Bisnis.com, JAKARTA – PT Bank Negara Indonesia (Persero) Tbk. akan fokus mengoptimalkan kinerja perseroan untuk menjaga dan meningkatkan nilai saham ke depannya.
Pernyataan itu disampaikan Direktur Treasury Internasional BNI Bob Tyasika Ananta menanggapi fluktuasi harga saham BBNI sejak awal 2019. Menurutnya, ada banyak faktor yang menyebabkan naik-turunnya harga saham perseroan sejak awal tahun.
"Menurut saya banyak faktor yang memengaruhi keputusan investor dalam melakukan investasi portfolionya, antara lain kondisi makro yang belum menunjukkan perkembangan yang membaik antara lain perang dagang, proyeksi pertumbuhan global yang melemah, harga komoditas yang tertekan," ujar Bob kepada Bisnis, Jumat (11/10/2019).
Berdasarkan penelusuran, harga saham BNI sejak awal tahun mengalami tren pelemahan. Pada penutupan indeks pelan lalu, harga saham BNI berada di angka Rp6.975 per lembar saham atau melemah Rp1.750 sejak awal 2019.
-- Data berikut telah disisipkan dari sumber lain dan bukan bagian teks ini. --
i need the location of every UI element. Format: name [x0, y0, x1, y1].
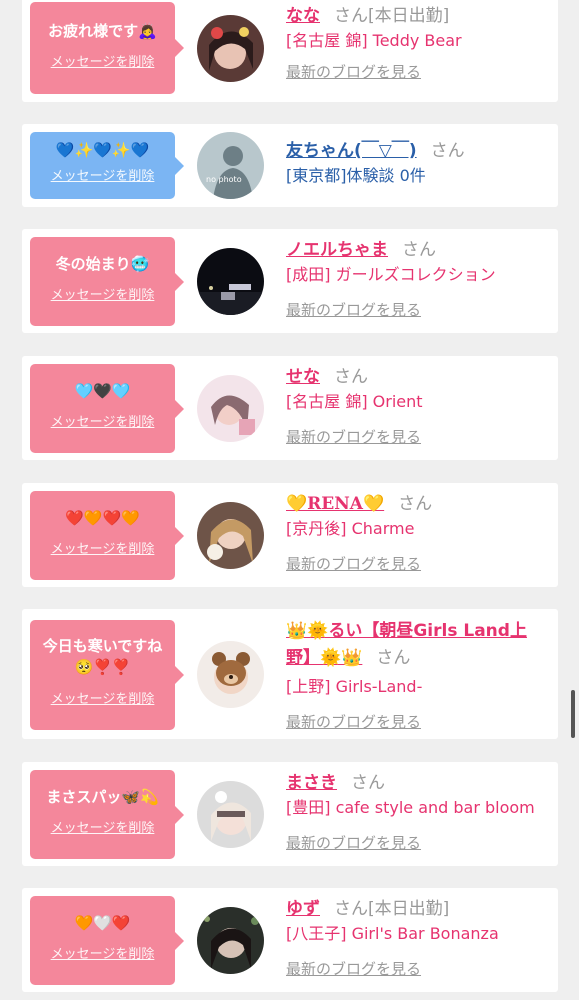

Pada perdagangan sepekan lalu, nilai saham BBNI mengalami tren penguatan dari Rp6.925 menjadi Rp6.975. Menurut Bob, perseroan akan menguatkan kolaborasi dengan analis untuk memperbaiki nilai saham BNI ke depannya.
"Kolaborasi dengan analis global juga merupakan salah satu faktor yang krusial agar investor global juga mendapatkan gambaran independen terkait dengan BBNI maupun faktor eksternal," katanya.
Sepanjang lima tahun pemerintahan Jokowi-Jusuf Kalla, valuasi atau harga saham BNI tak bisa dikatakan selalu ada dalam tren positif atau negatif. Nilai lembaran saham bank pelat merah ini selalu naik-turun.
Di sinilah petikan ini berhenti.